The Olympic Park Legacy Company has just winged out a release updating on the names people have been suggesting for the five neighbourhoods proposed for the 500-acre Queen Elizabeth Olympic Park in Stratford after the 2012 Games.
It says around 1,000 suggestions have been received so far via its website www.legacycompany.co.uk, which features an interactive map describing how the areas will look, along with historical information.
This may all appear to be a bit of light relief following a tough few months battling to find tenants at the site, but clearly getting the names right are an important element when encouraging people to move to an untested residential area.

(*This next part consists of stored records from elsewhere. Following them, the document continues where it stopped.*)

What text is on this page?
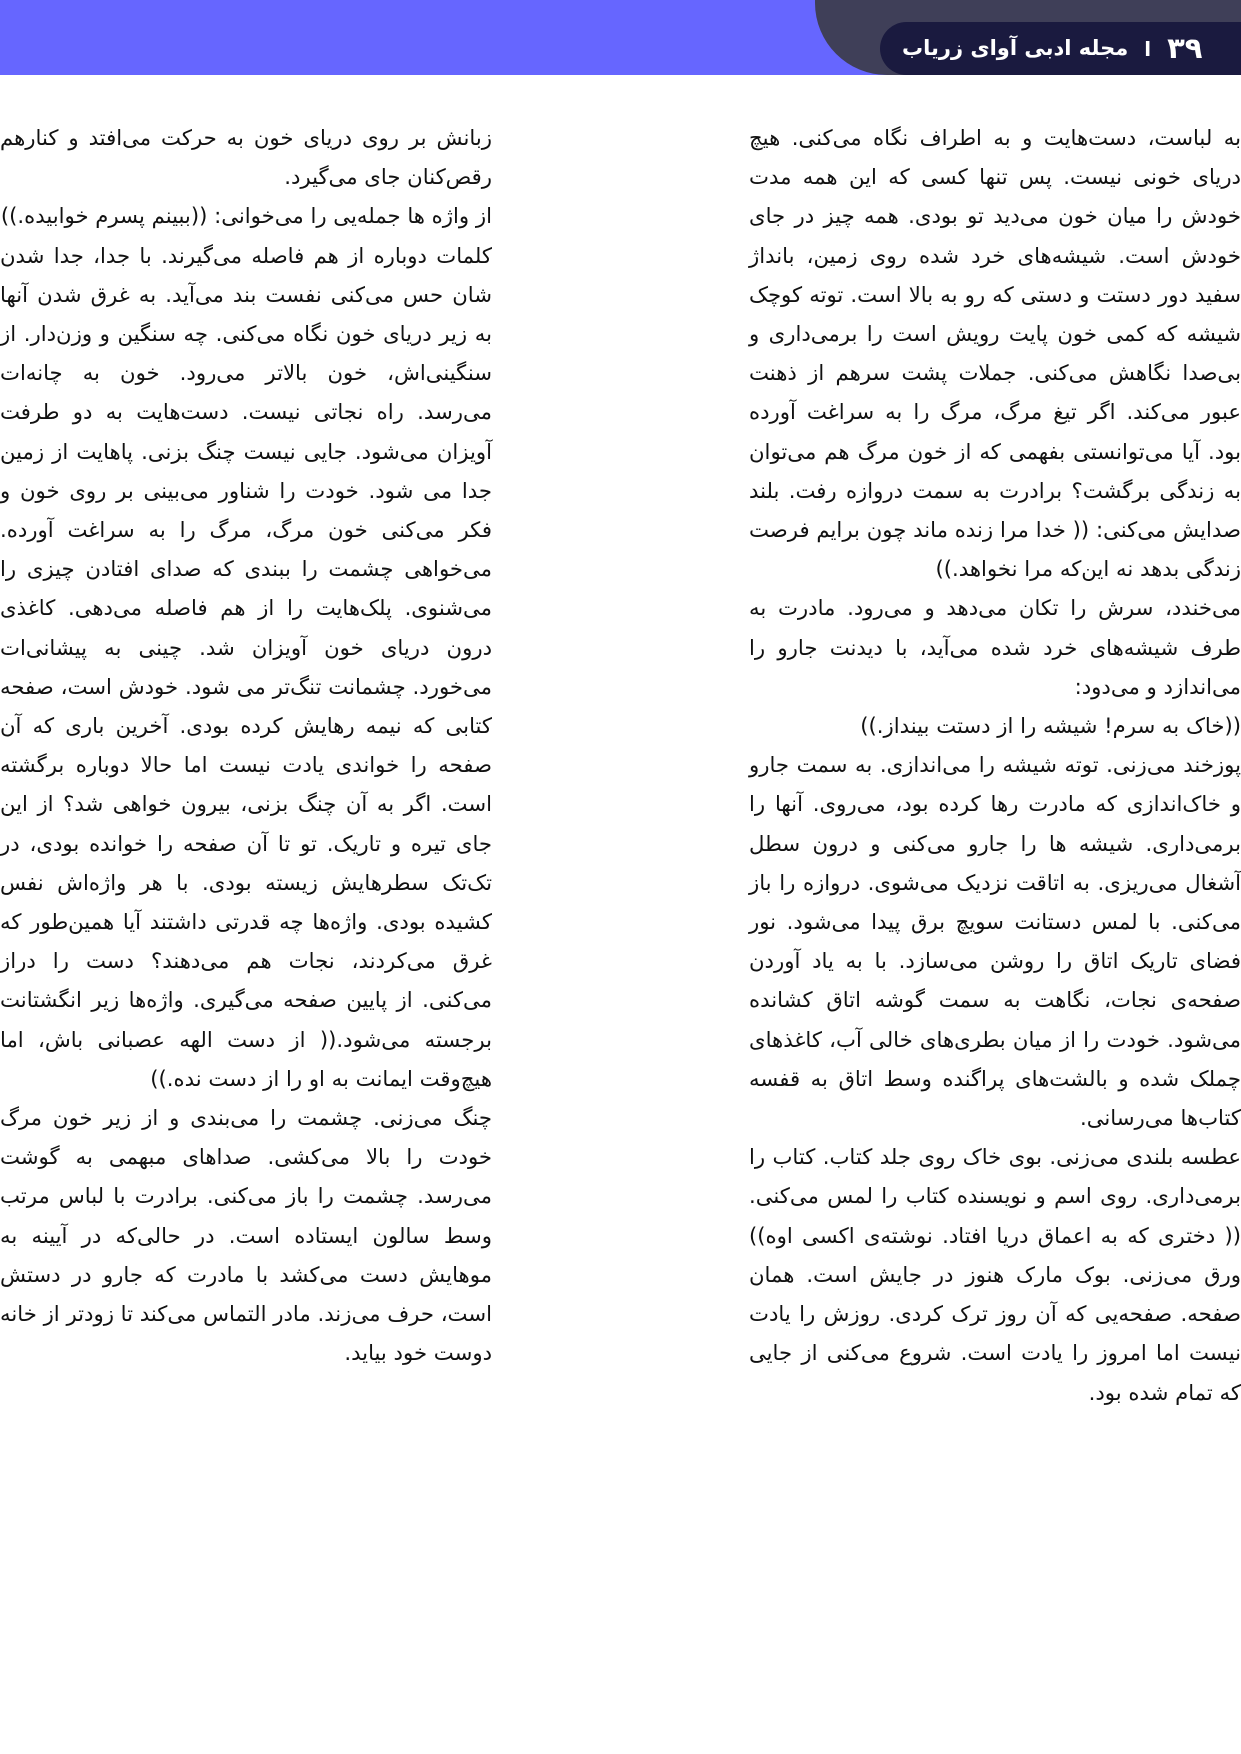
۳۹
ا
مجله ادبی آوای زریاب

به لباست، دست‌هایت و به اطراف نگاه می‌کنی. هیچ دریای خونی نیست. پس تنها کسی که این همه مدت خودش را میان خون می‌دید تو بودی. همه چیز در جای خودش است. شیشه‌های خرد شده روی زمین، بانداژ سفید دور دستت و دستی که رو به بالا است. توته کوچک شیشه که کمی خون پایت رویش است را برمی‌داری و بی‌صدا نگاهش می‌کنی. جملات پشت سرهم از ذهنت عبور می‌کند. اگر تیغ مرگ، مرگ را به سراغت آورده بود. آیا می‌توانستی بفهمی که از خون مرگ هم می‌توان به زندگی برگشت؟ برادرت به سمت دروازه رفت. بلند صدایش می‌کنی: (( خدا مرا زنده ماند چون برایم فرصت زندگی بدهد نه این‌که مرا نخواهد.))

می‌خندد، سرش را تکان می‌دهد و می‌رود. مادرت به طرف شیشه‌های خرد شده می‌آید، با دیدنت جارو را می‌اندازد و می‌دود:

((خاک به سرم! شیشه را از دستت بینداز.))

پوزخند می‌زنی. توته شیشه را می‌اندازی. به سمت جارو و خاک‌اندازی که مادرت رها کرده بود، می‌روی. آنها را برمی‌داری. شیشه ها را جارو می‌کنی و درون سطل آشغال می‌ریزی. به اتاقت نزدیک می‌شوی. دروازه را باز می‌کنی. با لمس دستانت سویچ برق پیدا می‌شود. نور فضای تاریک اتاق را روشن می‌سازد. با به یاد آوردن صفحه‌ی نجات، نگاهت به سمت گوشه اتاق کشانده می‌شود. خودت را از میان بطری‌های خالی آب، کاغذهای چملک شده و بالشت‌های پراگنده وسط اتاق به قفسه کتاب‌ها می‌رسانی.

عطسه بلندی می‌زنی. بوی خاک روی جلد کتاب. کتاب را برمی‌داری. روی اسم و نویسنده کتاب را لمس می‌کنی.(( دختری که به اعماق دریا افتاد. نوشته‌ی اکسی اوه)) ورق می‌زنی. بوک مارک هنوز در جایش است. همان صفحه. صفحه‌یی که آن روز ترک کردی. روزش را یادت نیست اما امروز را یادت است. شروع می‌کنی از جایی که تمام شده بود.

زبانش بر روی دریای خون به حرکت می‌افتد و کنارهم رقص‌کنان جای می‌گیرد.

از واژه ها جمله‌یی را می‌خوانی: ((ببینم پسرم خوابیده.))

کلمات دوباره از هم فاصله می‌گیرند. با جدا، جدا شدن شان حس می‌کنی نفست بند می‌آید. به غرق شدن آنها به زیر دریای خون نگاه می‌کنی. چه سنگین و وزن‌دار. از سنگینی‌اش، خون بالاتر می‌رود. خون به چانه‌ات می‌رسد. راه نجاتی نیست. دست‌هایت به دو طرفت آویزان می‌شود. جایی نیست چنگ بزنی. پاهایت از زمین جدا می شود. خودت را شناور می‌بینی بر روی خون و فکر می‌کنی خون مرگ، مرگ را به سراغت آورده. می‌خواهی چشمت را ببندی که صدای افتادن چیزی را می‌شنوی. پلک‌هایت را از هم فاصله می‌دهی. کاغذی درون دریای خون آویزان شد. چینی به پیشانی‌ات می‌خورد. چشمانت تنگ‌تر می شود. خودش است، صفحه کتابی که نیمه رهایش کرده بودی. آخرین باری که آن صفحه را خواندی یادت نیست اما حالا دوباره برگشته است. اگر به آن چنگ بزنی، بیرون خواهی شد؟ از این جای تیره و تاریک. تو تا آن صفحه را خوانده بودی، در تک‌تک سطرهایش زیسته بودی. با هر واژه‌اش نفس کشیده بودی. واژه‌ها چه قدرتی داشتند آیا همین‌طور که غرق می‌کردند، نجات هم می‌دهند؟ دست را دراز می‌کنی. از پایین صفحه می‌گیری. واژه‌ها زیر انگشتانت برجسته می‌شود.(( از دست الهه عصبانی باش، اما هیچ‌وقت ایمانت به او را از دست نده.))

چنگ می‌زنی. چشمت را می‌بندی و از زیر خون مرگ خودت را بالا می‌کشی. صداهای مبهمی به گوشت می‌رسد. چشمت را باز می‌کنی. برادرت با لباس مرتب وسط سالون ایستاده است. در حالی‌که در آیینه به موهایش دست می‌کشد با مادرت که جارو در دستش است، حرف می‌زند. مادر التماس می‌کند تا زودتر از خانه دوست خود بیاید.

And because of this I would urge the OPLC to ignore one of the suggestions it appears most pleased with – “Redgravia”, named after Sir Steve.

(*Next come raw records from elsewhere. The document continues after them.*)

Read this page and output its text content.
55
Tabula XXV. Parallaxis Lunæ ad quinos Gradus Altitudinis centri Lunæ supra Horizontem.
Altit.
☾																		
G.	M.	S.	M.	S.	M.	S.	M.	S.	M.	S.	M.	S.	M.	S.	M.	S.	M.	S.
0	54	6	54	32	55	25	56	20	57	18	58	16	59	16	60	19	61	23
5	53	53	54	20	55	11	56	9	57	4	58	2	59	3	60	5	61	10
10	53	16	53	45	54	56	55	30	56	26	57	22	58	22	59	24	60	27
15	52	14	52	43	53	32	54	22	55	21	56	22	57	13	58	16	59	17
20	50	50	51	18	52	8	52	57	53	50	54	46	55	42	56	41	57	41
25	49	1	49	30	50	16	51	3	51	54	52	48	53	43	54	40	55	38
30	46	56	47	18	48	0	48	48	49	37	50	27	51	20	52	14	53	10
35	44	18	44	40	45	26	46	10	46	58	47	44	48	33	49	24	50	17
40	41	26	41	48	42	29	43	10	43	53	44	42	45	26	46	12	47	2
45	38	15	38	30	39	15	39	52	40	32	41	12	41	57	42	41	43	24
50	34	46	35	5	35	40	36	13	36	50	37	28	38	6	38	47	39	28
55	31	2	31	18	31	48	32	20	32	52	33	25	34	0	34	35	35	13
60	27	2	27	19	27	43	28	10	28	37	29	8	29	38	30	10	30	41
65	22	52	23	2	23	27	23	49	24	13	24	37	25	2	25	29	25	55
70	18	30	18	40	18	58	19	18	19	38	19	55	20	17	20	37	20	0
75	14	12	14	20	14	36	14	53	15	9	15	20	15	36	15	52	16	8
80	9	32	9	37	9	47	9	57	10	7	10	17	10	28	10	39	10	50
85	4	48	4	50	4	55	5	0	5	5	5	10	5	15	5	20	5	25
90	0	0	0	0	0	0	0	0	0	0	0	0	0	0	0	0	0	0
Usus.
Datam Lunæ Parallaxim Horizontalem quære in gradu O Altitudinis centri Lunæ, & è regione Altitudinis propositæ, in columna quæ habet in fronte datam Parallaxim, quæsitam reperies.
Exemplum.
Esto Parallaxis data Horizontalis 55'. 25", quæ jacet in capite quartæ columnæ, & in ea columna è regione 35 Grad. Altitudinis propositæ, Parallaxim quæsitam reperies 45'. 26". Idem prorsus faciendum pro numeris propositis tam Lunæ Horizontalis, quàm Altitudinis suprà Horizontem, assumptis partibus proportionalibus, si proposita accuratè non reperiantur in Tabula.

It sounds to me like a remote post within the former Eastern Bloc, or even more disturbingly a large care home for retired members of the Redgrave thespian family.
Anyway, the OPLC is offering a tour of the Olympic Park as a prize for the 1,000th and 1,500th entry and below are the names so far.
Before that though it is clear that Sport England and British Cycling’s objections to the OPLC’s proposals for the velopark and surrounding area post Games are not going away.
They have lodged joint objections to the plans which aim to open up more of the site for green space. Will keep an eye on this.
Here are those names and the OPLC’s commentary:
Area 1 – (north-east)
· Hoy Gateway – named after Chris Hoy as it is near the Velodrome; · Cosmopolitan Park – because London is a colourful, multi-cultural, diverse city; · Liddell Quarter – Eric Liddell personified Olympic ideals by the way he lived and competed and this is documented in the film ‘Chariots of Fire’ · Redgravia – a mixture of Belgravia and London and Sir Steve Redgrave · Angelplace – the loveliest street in Stratford was Angel Lane until it was demolished in the 70s.
Area 2 – (north-west)
· Plastic Fantastic or Plasticity – due to the area’s heritage as a plastics works; Templar Mills – Temple Mills were water mills belonging to the Knights Templar, used mainly for grinding corn from extensive lands in Homerton and the Marshes; Dog and Bike – after the greyhound and motorbike track; The Cut – the area between the canals used to be referred to as The Cut where the entrant used to swim and fish as a boy; Speedy Danes – because Danes invaded the area and there used to be a dog track.
Area 3 – (west)
Olympic Park Hill – the highest natural point on the Olympic Park development; The Sweets – named after the confectionary factory based in the area; Altius – from the Olympic motto ‘Citius, Altius, Fortius’ – Altius means higher. This is the highest natural point in the Park; Populas – Latin for people and named after the great people of the area; Petropolis – as the term petrol was coined here and it is part of a great metropolis.
Area 4 – (south-east)
· Little Athens – birthplace of the Olympics and waterside theme; Flying Scotsman – after the locomotive which used Stratford as a base for many years. Also the epithet applies to Eric Liddell, as featured in Chariots of Fire and more recent Olympians such as Chris Hoy; The Sidings – when I worked in the area in the 1970’s it was referred to as The Sidings; · The Rings – Olympic significance especially with the area dominated by the main stadiums; · Freshwater Village – because the village has connections to water through the past in Pudding Mill and City Mill rivers. And today through the Aquatics Centre, and riverside setting; · Lavender Lane – because the old Yardley factory which manufactured perfumes and cosmetics in the area
Area 5 – (south)
· Poseidon – named after the Greek God of the sea; · Henry Croft Park – named after the founder of the Pearly Kings and Queens; · Lea Fields – named after the proximity to the River Lea and a planned new school; · East Metropolis – the fleet of engineering on the Olympic Park is beyond belief there is a sense of the Park being somewhat like world within a world. · Winalbion Cross – the name links the ancient Roman name for England ‘Albion’ while ‘Cross’ links with the ancient causeways and the integral crossing aspect of the area. ‘Win’ illustrates the impact of water across the area and its proximity with the Bow Back rivers, River Lea and her waterways.